Sure, I am safe and secure in the Jewel of the Hocking right now (if that nickname isn't copyrighted now then I call "dibs"), but the trip to get here wasn't all rainbows and sunshine. For the first couple of hours, things ran smoothly. Twinsburg turned into Macedonia which turned into Route 8 which turned into Route 77 which turned into a long and boring but smooth journey. I was was riding shotgun in my girlfriend's car while she diligently followed the instructions of her Garmin's British delivery. Admittedly, I was a little emasculated by this little box one upping me with its navigation prowess (in a British accent, no less) but I made my peace with it.
Then, around the 3/4 point of the journey, Garmin decided that it was done with the highway and ordered us to pull off into winding country roads. How country? Well, I knew we were in the sticks when Garmin had us turn right at a house with a rusted pick-up out front onto an uphill road that was all gravel. "Continue straight ten miles," Garmin's British dominatrix commanded. My girlfriend gripped the wheel so tight that her knuckles looked like they were trying to escape her skin and we both silently prayed that her ancient Kia Sephia wouldn't break down from all the rocks being skipped into its engine (score one for Korean engineering: it didn't)
In the end, Garmin hadn't gone "Skynet" on us and led us to our certain doom, instead it brought us home to Athens, albeit in a circuitous path. But true to that wise man's old adage, I discovered something very traumatic about myself on that journey: I am completely worthless without a cell-phone.
You see, I kept my cool throughout the whole ordeal as Garmin did its best to kill us. I was fine with everything...until I looked at my cell-phone and saw that I had no service. Immediately I felt naked and exposed. The world went from seeming like a benign little place where everyone is there to lend a helping hand to an enormous uncontrollable jungle where danger lurks at every corner and I have no map, no weapon and no food. It was then that I realized just how much I had come to rely on this little tool and how lost I was without it. If Garmin led us astray and I had cell-phone access, I could simply log online to look for other directions, call local services for directions, text my mom to look up directions from a street address on Map Quest or simply listen to some music until I got back on track. But when I thought about what I could do without a cell-phone, the only option that came to mind was "get lost, starve to death and have remains eaten by vultures."

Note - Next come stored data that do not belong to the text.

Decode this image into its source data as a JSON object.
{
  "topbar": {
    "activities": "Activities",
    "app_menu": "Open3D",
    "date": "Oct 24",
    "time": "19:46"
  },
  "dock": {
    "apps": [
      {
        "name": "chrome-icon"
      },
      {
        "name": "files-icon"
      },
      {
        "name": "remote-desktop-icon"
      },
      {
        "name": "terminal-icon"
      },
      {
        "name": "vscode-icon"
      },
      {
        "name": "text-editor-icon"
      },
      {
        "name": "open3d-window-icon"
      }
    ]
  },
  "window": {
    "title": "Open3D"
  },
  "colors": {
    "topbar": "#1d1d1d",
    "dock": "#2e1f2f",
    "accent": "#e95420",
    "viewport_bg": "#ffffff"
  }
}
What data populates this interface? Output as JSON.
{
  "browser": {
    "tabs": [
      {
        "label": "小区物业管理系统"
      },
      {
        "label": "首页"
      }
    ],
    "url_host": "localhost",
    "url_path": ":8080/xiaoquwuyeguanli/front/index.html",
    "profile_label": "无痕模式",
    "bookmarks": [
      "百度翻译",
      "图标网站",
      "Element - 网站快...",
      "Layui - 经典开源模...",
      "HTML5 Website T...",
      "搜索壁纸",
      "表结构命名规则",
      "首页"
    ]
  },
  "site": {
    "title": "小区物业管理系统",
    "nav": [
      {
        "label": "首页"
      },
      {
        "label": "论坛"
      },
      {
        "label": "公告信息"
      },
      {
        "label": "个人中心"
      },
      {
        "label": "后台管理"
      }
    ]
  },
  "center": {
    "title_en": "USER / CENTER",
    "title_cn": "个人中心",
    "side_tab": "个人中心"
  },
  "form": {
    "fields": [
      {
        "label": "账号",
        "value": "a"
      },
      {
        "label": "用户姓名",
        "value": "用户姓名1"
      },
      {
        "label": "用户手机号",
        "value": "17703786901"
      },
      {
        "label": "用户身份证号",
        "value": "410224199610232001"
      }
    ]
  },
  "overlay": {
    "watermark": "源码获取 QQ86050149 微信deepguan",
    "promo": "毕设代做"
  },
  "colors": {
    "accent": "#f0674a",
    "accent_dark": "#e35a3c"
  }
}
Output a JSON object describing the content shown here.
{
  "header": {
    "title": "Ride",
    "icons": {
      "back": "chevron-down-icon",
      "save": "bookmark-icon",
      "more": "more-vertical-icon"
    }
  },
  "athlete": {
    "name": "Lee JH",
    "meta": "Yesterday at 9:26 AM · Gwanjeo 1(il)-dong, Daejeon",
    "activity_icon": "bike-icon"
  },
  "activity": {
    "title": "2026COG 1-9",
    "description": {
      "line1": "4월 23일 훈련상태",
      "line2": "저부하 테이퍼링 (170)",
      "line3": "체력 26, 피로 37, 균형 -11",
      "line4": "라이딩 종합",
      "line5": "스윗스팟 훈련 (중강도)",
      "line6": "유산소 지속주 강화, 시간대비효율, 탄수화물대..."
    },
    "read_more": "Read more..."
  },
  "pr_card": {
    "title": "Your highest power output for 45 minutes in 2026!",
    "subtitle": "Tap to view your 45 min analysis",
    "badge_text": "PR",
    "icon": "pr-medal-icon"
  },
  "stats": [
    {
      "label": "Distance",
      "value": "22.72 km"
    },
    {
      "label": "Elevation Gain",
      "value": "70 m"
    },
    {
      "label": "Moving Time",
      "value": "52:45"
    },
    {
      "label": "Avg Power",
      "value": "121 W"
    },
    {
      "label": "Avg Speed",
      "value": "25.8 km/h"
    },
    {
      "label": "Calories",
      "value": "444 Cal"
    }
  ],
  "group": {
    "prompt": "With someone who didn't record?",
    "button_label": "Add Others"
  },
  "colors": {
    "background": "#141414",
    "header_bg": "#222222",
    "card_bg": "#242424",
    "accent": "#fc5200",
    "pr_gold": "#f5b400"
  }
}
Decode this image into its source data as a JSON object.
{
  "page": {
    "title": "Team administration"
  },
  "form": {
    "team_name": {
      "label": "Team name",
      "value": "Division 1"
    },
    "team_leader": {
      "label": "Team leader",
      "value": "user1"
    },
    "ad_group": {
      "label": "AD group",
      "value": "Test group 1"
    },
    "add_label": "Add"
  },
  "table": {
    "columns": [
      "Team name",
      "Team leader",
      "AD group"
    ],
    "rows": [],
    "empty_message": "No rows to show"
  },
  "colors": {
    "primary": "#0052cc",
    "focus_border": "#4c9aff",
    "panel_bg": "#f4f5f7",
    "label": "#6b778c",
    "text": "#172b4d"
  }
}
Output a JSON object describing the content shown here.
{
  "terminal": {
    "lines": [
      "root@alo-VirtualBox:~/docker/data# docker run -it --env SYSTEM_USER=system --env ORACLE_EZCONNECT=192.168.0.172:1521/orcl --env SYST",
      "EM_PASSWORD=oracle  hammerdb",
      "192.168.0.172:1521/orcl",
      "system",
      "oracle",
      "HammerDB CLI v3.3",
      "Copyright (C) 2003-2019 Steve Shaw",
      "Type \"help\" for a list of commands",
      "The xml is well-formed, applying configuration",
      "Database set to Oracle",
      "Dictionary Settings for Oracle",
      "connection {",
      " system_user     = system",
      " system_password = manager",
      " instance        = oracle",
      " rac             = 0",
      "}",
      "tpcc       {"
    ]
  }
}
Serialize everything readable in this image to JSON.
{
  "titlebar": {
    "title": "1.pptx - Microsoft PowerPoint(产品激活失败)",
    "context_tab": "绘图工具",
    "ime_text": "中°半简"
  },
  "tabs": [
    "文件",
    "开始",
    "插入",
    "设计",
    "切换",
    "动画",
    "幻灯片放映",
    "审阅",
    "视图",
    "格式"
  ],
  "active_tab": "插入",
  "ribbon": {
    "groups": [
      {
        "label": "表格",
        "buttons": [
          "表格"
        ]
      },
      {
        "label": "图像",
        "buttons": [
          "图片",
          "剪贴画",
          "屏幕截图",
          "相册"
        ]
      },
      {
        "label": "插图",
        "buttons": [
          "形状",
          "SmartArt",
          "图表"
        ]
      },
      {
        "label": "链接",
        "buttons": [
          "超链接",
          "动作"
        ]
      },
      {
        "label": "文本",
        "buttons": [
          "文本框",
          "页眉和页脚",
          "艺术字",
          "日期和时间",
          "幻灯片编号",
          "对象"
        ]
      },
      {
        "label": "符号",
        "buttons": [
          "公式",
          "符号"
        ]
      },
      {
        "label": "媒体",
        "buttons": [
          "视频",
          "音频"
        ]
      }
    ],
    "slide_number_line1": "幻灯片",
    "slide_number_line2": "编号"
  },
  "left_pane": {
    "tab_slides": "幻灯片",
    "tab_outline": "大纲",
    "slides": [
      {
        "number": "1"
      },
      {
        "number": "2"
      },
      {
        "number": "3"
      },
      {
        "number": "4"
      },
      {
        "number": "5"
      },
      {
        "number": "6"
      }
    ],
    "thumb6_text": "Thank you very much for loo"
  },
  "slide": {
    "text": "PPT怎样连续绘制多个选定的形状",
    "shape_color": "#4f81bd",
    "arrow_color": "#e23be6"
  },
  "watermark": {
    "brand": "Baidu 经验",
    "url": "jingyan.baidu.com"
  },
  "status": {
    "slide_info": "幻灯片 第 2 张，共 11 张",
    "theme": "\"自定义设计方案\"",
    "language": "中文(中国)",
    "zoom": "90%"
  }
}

But now I am back in society and am attending classes again. Surely, I have no pressing need for a cell-phone in such a small, urban environment. I thought so too but this morning during my first class of the new quarter, the professor informed us that use of a cell-phone would be completely prohibited in that classroom and I panicked again. I didn't think I would get lost in the class, starve to death and have my remains eaten by vultures but I did feel distinctly uncomfortable not having access to my phone for a 2 hour period.
I suppose I should be shocked and disgusted by society's reliance on technology, cell-phones in particular, but I am actually fine with it. From the dawn of time, humanity has created technology to make tasks easier and their lives less complicated. I can't think of a better example of a "simplifier" than cell-phones. As long as my cell-phone is in working order, I am a relatively happy camper. I have immediate access to the outside world in my pocket as long as it is on. It is only when my battery is running low, or I am in a situation that precludes me from using my phone that I begin to feel distressed. And I can definitely live with that kind of simplicity: device on; calm, device off; distressed.
Should I live a painful and exposed life at the hands of Earth, humanity and fate or should I just have my happiness dictated by a little magic box that stays in my pocket?
Let me kill the suspense: I prefer the latter.